I first heard Fran & Flora on a BBC Morning After playlist (I think) some years ago. I liked it and thought I’d investigate further. I got really interested when I spotted that one of the tunes on their unfurl remix EP was mixed by Portico Quartet, the band I’ve seen more than any other. I made contact and we had a drawn out email conversation over many many months (as is often the case) before eventually finding a date that worked for us both.

As often happens I quickly flipped from a sense of  exhilaration that I’d managed to book a brilliant act, to one of panic.  Described as playing “modes and melodies of Klezmer, Transylvanian, Romanian, Greek and Armenian music, [with] deep dives into archival recordings and live electronics” would anyone else be as excited as me?!

Well I needn’t have worried. As so often recently the concert was sold out. Fran and Flora were a captivating pair, with big personalities, great stories (including life in a super cool Margate and bumping into artist, Tracey Emin) and their music was mesmerising.

We aren’t set up for their full range of electronic delights but after a first set of purely acoustic music, in the second half the loops and pedals were added. I loved both but each set had its fans.  Here are the set lists in full.

They were great company after the concern. It turns out that Fran (full and brilliant name Francesca Ter-Berg) has played strings on a number of Portico Quartet albums, including their most recent, Monument. Have a listen here, Fran is quite prominent on several tracks. They stayed at the barn, and Simon persuaded them both to go and run Woolford Wood parkrun on Saturday morning.

More fabulous food from Steve.
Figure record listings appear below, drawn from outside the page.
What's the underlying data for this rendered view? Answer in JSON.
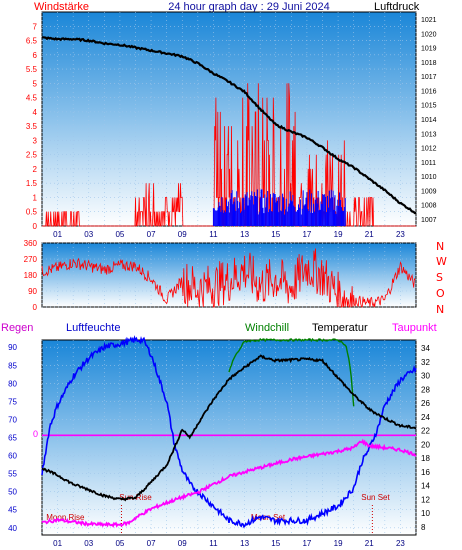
{
  "header": {
    "left_title": "Windstärke",
    "center_title": "24 hour graph day : 29 Juni 2024",
    "right_title": "Luftdruck"
  },
  "middle_panel": {
    "dir_labels": [
      "N",
      "W",
      "S",
      "O",
      "N"
    ]
  },
  "bottom_panel": {
    "legend": [
      "Regen",
      "Luftfeuchte",
      "Windchill",
      "Temperatur",
      "Taupunkt"
    ],
    "rain_zero_label": "0",
    "annotations": {
      "sun_rise": "Sun Rise",
      "sun_set": "Sun Set",
      "moon_rise": "Moon Rise",
      "moon_set": "Moon Set"
    }
  },
  "colors": {
    "wind": "#ff0000",
    "gust": "#0000ff",
    "pressure": "#000000",
    "humidity": "#0000ff",
    "windchill": "#008000",
    "temperature": "#000000",
    "dewpoint": "#ff00ff",
    "rain": "#ff00ff",
    "axis_left": "#ff0000",
    "axis_mid_left": "#ff0000",
    "hour_label": "#000080"
  },
  "chart_data": [
    {
      "type": "line",
      "id": "wind-pressure",
      "xlabel_ticks": [
        "01",
        "03",
        "05",
        "07",
        "09",
        "11",
        "13",
        "15",
        "17",
        "19",
        "21",
        "23"
      ],
      "x_range": [
        0,
        24
      ],
      "y_left_ticks": [
        0,
        0.5,
        1,
        1.5,
        2,
        2.5,
        3,
        3.5,
        4,
        4.5,
        5,
        5.5,
        6,
        6.5,
        7
      ],
      "y_left_range": [
        0,
        7.5
      ],
      "y_right_ticks": [
        1007,
        1008,
        1009,
        1010,
        1011,
        1012,
        1013,
        1014,
        1015,
        1016,
        1017,
        1018,
        1019,
        1020,
        1021
      ],
      "y_right_range": [
        1006.5,
        1021.5
      ],
      "pressure": {
        "x": [
          0,
          1,
          2,
          3,
          4,
          5,
          6,
          7,
          8,
          9,
          10,
          11,
          12,
          13,
          14,
          15,
          16,
          17,
          18,
          19,
          20,
          21,
          22,
          23,
          24
        ],
        "y": [
          1019.7,
          1019.6,
          1019.6,
          1019.5,
          1019.3,
          1019.2,
          1019.0,
          1018.8,
          1018.6,
          1018.4,
          1017.9,
          1017.2,
          1016.6,
          1015.9,
          1014.7,
          1013.6,
          1013.1,
          1012.7,
          1012.0,
          1011.2,
          1010.6,
          1009.8,
          1009.0,
          1008.1,
          1007.4
        ]
      },
      "wind_segments": [
        [
          0,
          2.4,
          0.5
        ],
        [
          6,
          9,
          1.0
        ],
        [
          11,
          17,
          3.5
        ],
        [
          17,
          19.5,
          2.2
        ],
        [
          19.5,
          21.5,
          0.8
        ]
      ],
      "gust_segments": [
        [
          11,
          19.5,
          1.0
        ]
      ]
    },
    {
      "type": "line",
      "id": "wind-direction",
      "y_left_ticks": [
        0,
        90,
        180,
        270,
        360
      ],
      "y_range": [
        0,
        360
      ],
      "x_range": [
        0,
        24
      ],
      "direction": {
        "x": [
          0,
          1,
          2,
          3,
          4,
          5,
          6,
          7,
          8,
          9,
          10,
          11,
          12,
          13,
          14,
          15,
          16,
          17,
          18,
          19,
          20,
          21,
          22,
          23,
          24
        ],
        "y": [
          200,
          220,
          250,
          230,
          210,
          235,
          230,
          160,
          40,
          150,
          100,
          120,
          150,
          210,
          120,
          160,
          110,
          230,
          180,
          70,
          40,
          20,
          40,
          230,
          120
        ]
      }
    },
    {
      "type": "line",
      "id": "humidity-temperature",
      "xlabel_ticks": [
        "01",
        "03",
        "05",
        "07",
        "09",
        "11",
        "13",
        "15",
        "17",
        "19",
        "21",
        "23"
      ],
      "x_range": [
        0,
        24
      ],
      "y_left_ticks": [
        40,
        45,
        50,
        55,
        60,
        65,
        70,
        75,
        80,
        85,
        90
      ],
      "y_left_range": [
        38,
        92
      ],
      "y_right_ticks": [
        8,
        10,
        12,
        14,
        16,
        18,
        20,
        22,
        24,
        26,
        28,
        30,
        32,
        34
      ],
      "y_right_range": [
        6.8,
        35.2
      ],
      "humidity": {
        "x": [
          0,
          0.5,
          1,
          2,
          3,
          4,
          5,
          6,
          6.5,
          7,
          8,
          8.5,
          9,
          9.5,
          10,
          11,
          12,
          13,
          14,
          15,
          16,
          17,
          18,
          19,
          20,
          20.5,
          21,
          21.5,
          22,
          23,
          24
        ],
        "y": [
          55,
          68,
          74,
          82,
          87,
          90,
          91,
          92,
          92,
          88,
          75,
          63,
          56,
          52,
          50,
          46,
          42,
          41,
          43,
          42,
          42,
          42,
          44,
          46,
          51,
          58,
          62,
          67,
          74,
          81,
          84
        ]
      },
      "temperature": {
        "x": [
          0,
          1,
          2,
          3,
          4,
          5,
          6,
          7,
          8,
          8.5,
          9,
          9.5,
          10,
          11,
          12,
          13,
          14,
          15,
          16,
          17,
          18,
          19,
          20,
          21,
          22,
          23,
          24
        ],
        "y": [
          16.5,
          15.5,
          14.2,
          13.4,
          12.5,
          12.0,
          12.2,
          14.5,
          17.0,
          19.5,
          22.2,
          21.0,
          23.0,
          26.5,
          29.5,
          31.2,
          32.8,
          32.2,
          32.3,
          32.4,
          32.2,
          29.7,
          27.2,
          25.1,
          23.8,
          22.7,
          22.4
        ]
      },
      "windchill": {
        "x": [
          12,
          12.3,
          13,
          14,
          15,
          16,
          17,
          18,
          19,
          19.5,
          19.8,
          20
        ],
        "y": [
          30.5,
          32.5,
          35.0,
          35.2,
          35.2,
          35.2,
          35.2,
          35.2,
          35.2,
          34.5,
          31.0,
          25.5
        ]
      },
      "dewpoint": {
        "x": [
          0,
          1,
          2,
          3,
          4,
          5,
          5.6,
          6,
          7,
          8,
          9,
          10,
          11,
          12,
          13,
          14,
          15,
          16,
          17,
          18,
          19,
          20,
          20.5,
          21,
          22,
          23,
          24
        ],
        "y": [
          8.6,
          9.0,
          8.7,
          8.4,
          8.3,
          8.3,
          8.6,
          9.3,
          10.6,
          11.5,
          12.3,
          13.0,
          14.2,
          15.3,
          16.0,
          16.6,
          17.2,
          17.8,
          18.2,
          18.6,
          19.0,
          19.5,
          20.5,
          19.8,
          19.5,
          19.2,
          18.5
        ]
      },
      "rain_zero_y": 65.6
    }
  ]
}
And I actually remembered to get a photo before it was all consumed.

All in all another great night and some more lovely musicians to join our Ryepiece extended family.

Salt House

March 31st, 2023

Recorded, the music of Salt House is calm, mellow and relaxing. That sounds like faint praise but it’s not meant to be. Once you’ve heard them live a better, single word to describe their rich, balanced sound is healing. Simon even suggested they should be available on the NHS after their first 40 minute set on Friday.

Photo by Liz Redmayne. Taken after her inappropriate question about Blackpool Pleasure Beach.

Ewan MacPherson, Jenny Sturgeon and Lauren MacColl all write and arrange their beautiful songs and tunes, sometimes taking inspiration from the writings of Nan Shepherd, Thomas Campbell, Emily Dickinson or Danish folk stories, but always weaving them into wonderful arrangements that sound their own. All three members of the band are superb musicians but they are happy to let their own contributions join with the others to create a bigger whole. There is no ego in Salt House. All three introduce tunes and give just the right amount of background and origin story to help us all connect.

And extract of Fire Light from the 2020 album, Huam.

The blend of acoustic and lightly amplified instruments, with the three very different but perfectly matched voices created a lovely intimate sound which had the sell out crowd enraptured from the start of the first set to the end of the second.

CDs flew off the piano during the interval and at the end of the concert as so many people wanted to take a little bit of Salt House home with them.

The sets covered the whole Salt House career with a clutch of songs after the interval, from their latest album Riverwoods. Inspired by the project to replant the banks of Scottish Rivers to encourage the return of wild salmon, Headwater is featured in the Channel 5 documentary about the project, which you can still watch on catch up here.

We took our now traditional band photo in the kitchen with the hats before waving goodbye to them all as they headed back to their temporary base in Matlock before Saturday night’s concert in Belper.

This one is going to live long in the memories and the hearts of all those who were lucky enough to share it.